Tornado e temporais severos deixam rastro de destruição e mais de 130 cidades afetadas no Rio Grande do Sul

  • por Redação
  • Thursday, 30 de July de 2026
Fenômeno raro gerado por supercélula destruiu casas no Noroeste, enquanto rios em cota de inundação mantêm Defesa Civil em alerta máximo; mais de mil gaúchos estão fora de casa.(Foto: Divulgação)

 

A passagem de um tornado de forte intensidade, combinada a uma sequência de tempestades severas, microexplosões e queda de granizo, causou severa destruição no Rio Grande do Sul.

Segundo o balanço mais recente da Defesa Civil Estadual nesta quarta-feira (29), subiu para 135 o número de municípios que reportaram estragos decorrentes da instabilidade gerada pelo avanço de uma potente frente fria. O cenário é de alerta máximo devido ao transbordamento de grandes mananciais e ao risco de novos deslizamentos de terra.

O evento mais crítico ocorreu na região Noroeste, onde uma supercélula de tempestade gerou um tornado que tocou o solo e atravessou as zonas urbanas e rurais de Giruá, Sete de Setembro e Senador Salgado Filho.

Em Giruá, comunidades como Rincão dos Coimbras e Rincão dos Mellos foram severamente atingidas, e moradores registraram em vídeo o funil causando destelhamentos em massa e a destruição total de galpões rurais.
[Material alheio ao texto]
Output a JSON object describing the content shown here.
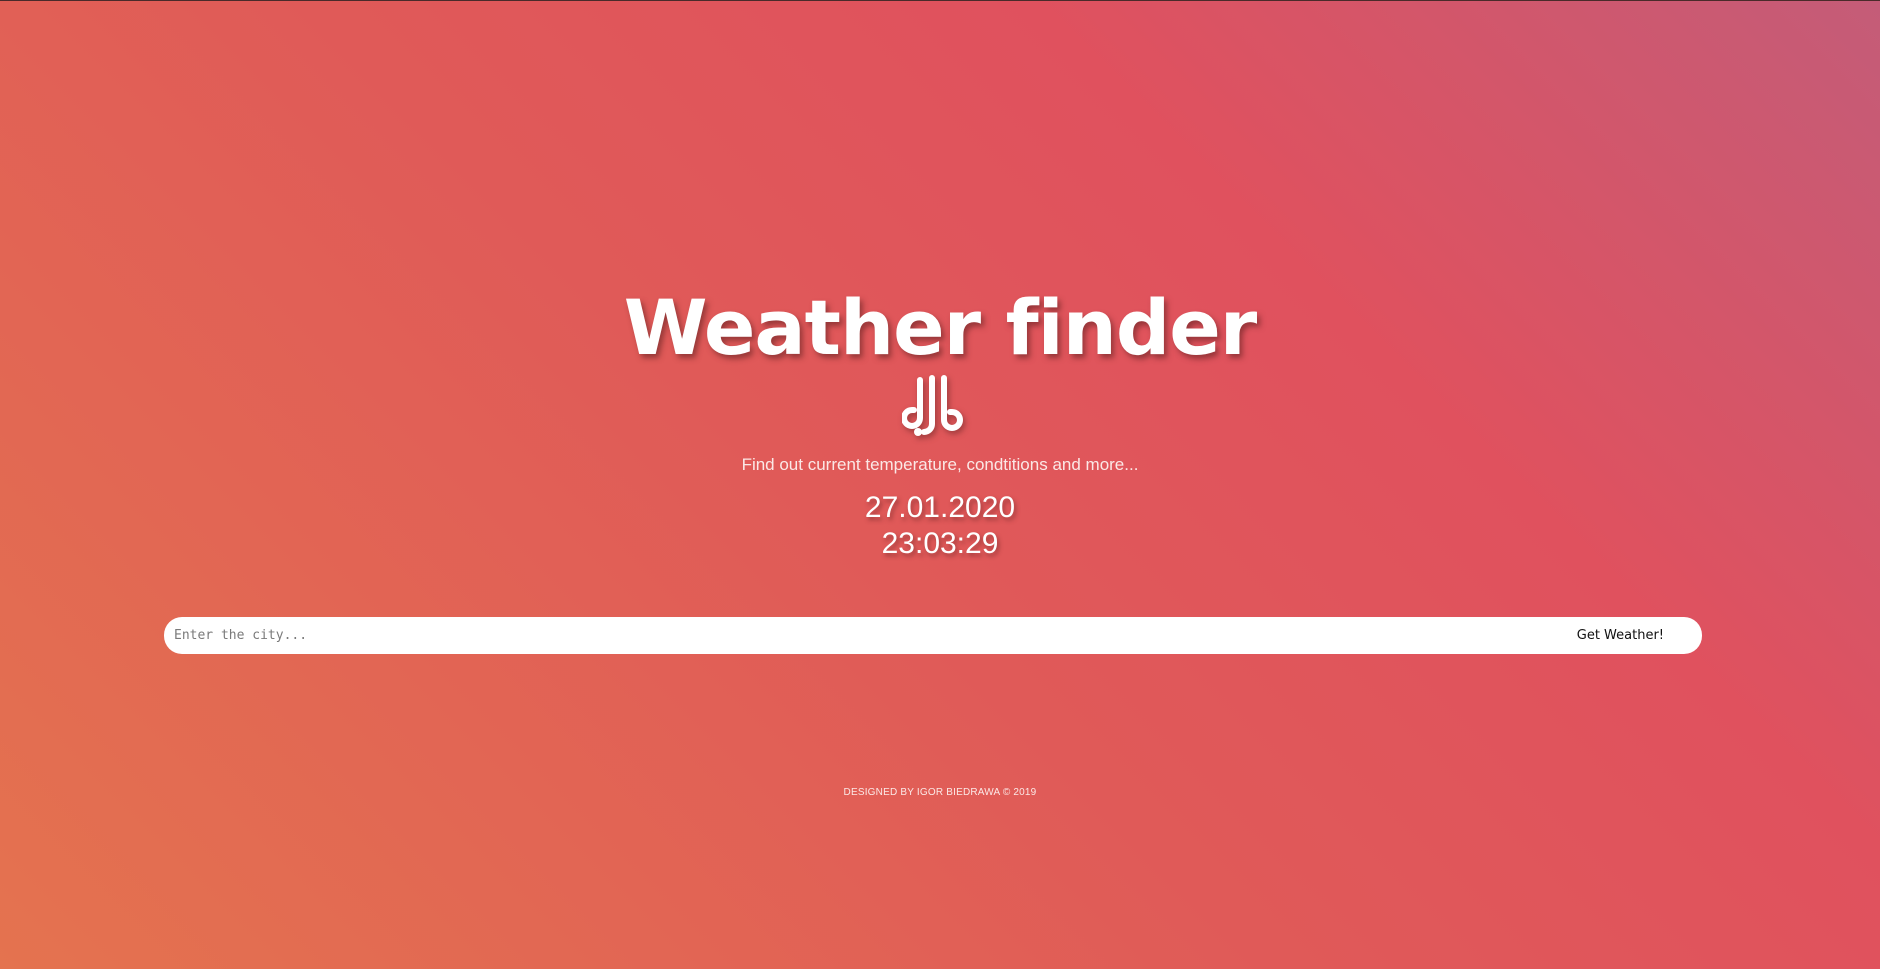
{
  "header": {
    "title": "Weather finder",
    "logo_icon": "db-logo-icon",
    "subtitle": "Find out current temperature, condtitions and more..."
  },
  "clock": {
    "date": "27.01.2020",
    "time": "23:03:29"
  },
  "search": {
    "placeholder": "Enter the city...",
    "value": "",
    "button_label": "Get Weather!"
  },
  "footer": {
    "text": "DESIGNED BY IGOR BIEDRAWA © 2019"
  },
  "colors": {
    "gradient_start": "#e4734f",
    "gradient_mid": "#e05a58",
    "gradient_end": "#c45c78",
    "text": "#ffffff",
    "search_bg": "#ffffff"
  }
}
Sete de Setembro, um município de pequeno porte, teve residências completamente pulverizadas pela força do vento, deixando famílias desabrigadas, enquanto Senador Salgado Filho registrou mais de uma dezena de casas com destelhamento total na zona urbana. Já nas regiões litorânea e do Planalto Médio, especificamente em Osório e Não-Me-Toque, os ventos atingiram marcas próximas a 100 km/h em decorrência de uma microexplosão atmosférica avaliada pela MetSul Meteorologia, que destelhou mais de 200 casas em cada uma das cidades.

Apesar do cenário devastador e do pânico generalizado na população, não foram registradas mortes no território gaúcho até o momento. O balanço consolidado aponta sete feridos, sendo duas pessoas em Sete de Setembro, duas em Santo Antônio das Missões, uma em Giruá, uma em Itaqui e uma em Osório, todas atendidas em hospitais e fora de perigo.

Além disso, o Estado contabiliza 1.114 pessoas fora de casa, divididas entre 779 desabrigados acolhidos em estruturas públicas e ginásios, e 335 desalojados abrigados temporariamente em residências de parentes ou amigos.

Os acumulados de chuva superaram os 151 mm em Itaqui em poucas horas, provocando respostas hidrológicas rápidas e fazendo com que a Defesa Civil mantivesse avisos de inundação para diversas bacias hidrográficas.

O Rio dos Sinos, em São Leopoldo, segue acima da cota de inundação em 4,60 metros, enquanto o Rio Uruguai apresenta elevação crítica nas cidades de São Borja, Itaqui e Uruguaiana, invadindo áreas ribeirinhas. A cheia do Rio Jacuí bloqueia estradas secundárias e isola comunidades do interior em Cachoeira do Sul, ao passo que o Rio Caí é monitorado na altura de Caxias do Sul e Nova Palmira com risco muito alto de transbordamento imediato.

Essa elevação dos mananciais também comprometeu gravemente a infraestrutura de transporte com a interdição de pontes importantes. A estrutura sobre o Rio Guaporé na rodovia ERS-129, localizada entre Encantado e Muçum, está com bloqueio total devido a danos estruturais provocados pela força da água, e a ponte que liga Salto do Jacuí a Estrela Velha foi completamente destruída. Quedas de postes e barreiras de terra ainda provocam lentidão e interrupções parciais em rodovias federais como a BR-470, em Bento Gonçalves, e a BR-116, em São Marcos.

Após o pico de instabilidade, a tendência para as próximas horas é de predomínio de tempo firme com o avanço de uma massa de ar seco que estabilizará o tempo em todo o território gaúcho.

No entanto, as autoridades alertam que o solo segue completamente saturado, mantendo o risco moderado a alto para deslizamentos de terra na Serra Gaúcha e na Região Metropolitana de Porto Alegre. Moradores que necessitarem de lonas ou atendimento emergencial devem acionar o Corpo de Bombeiros pelo telefone 193 ou a Defesa Civil pelo número 199.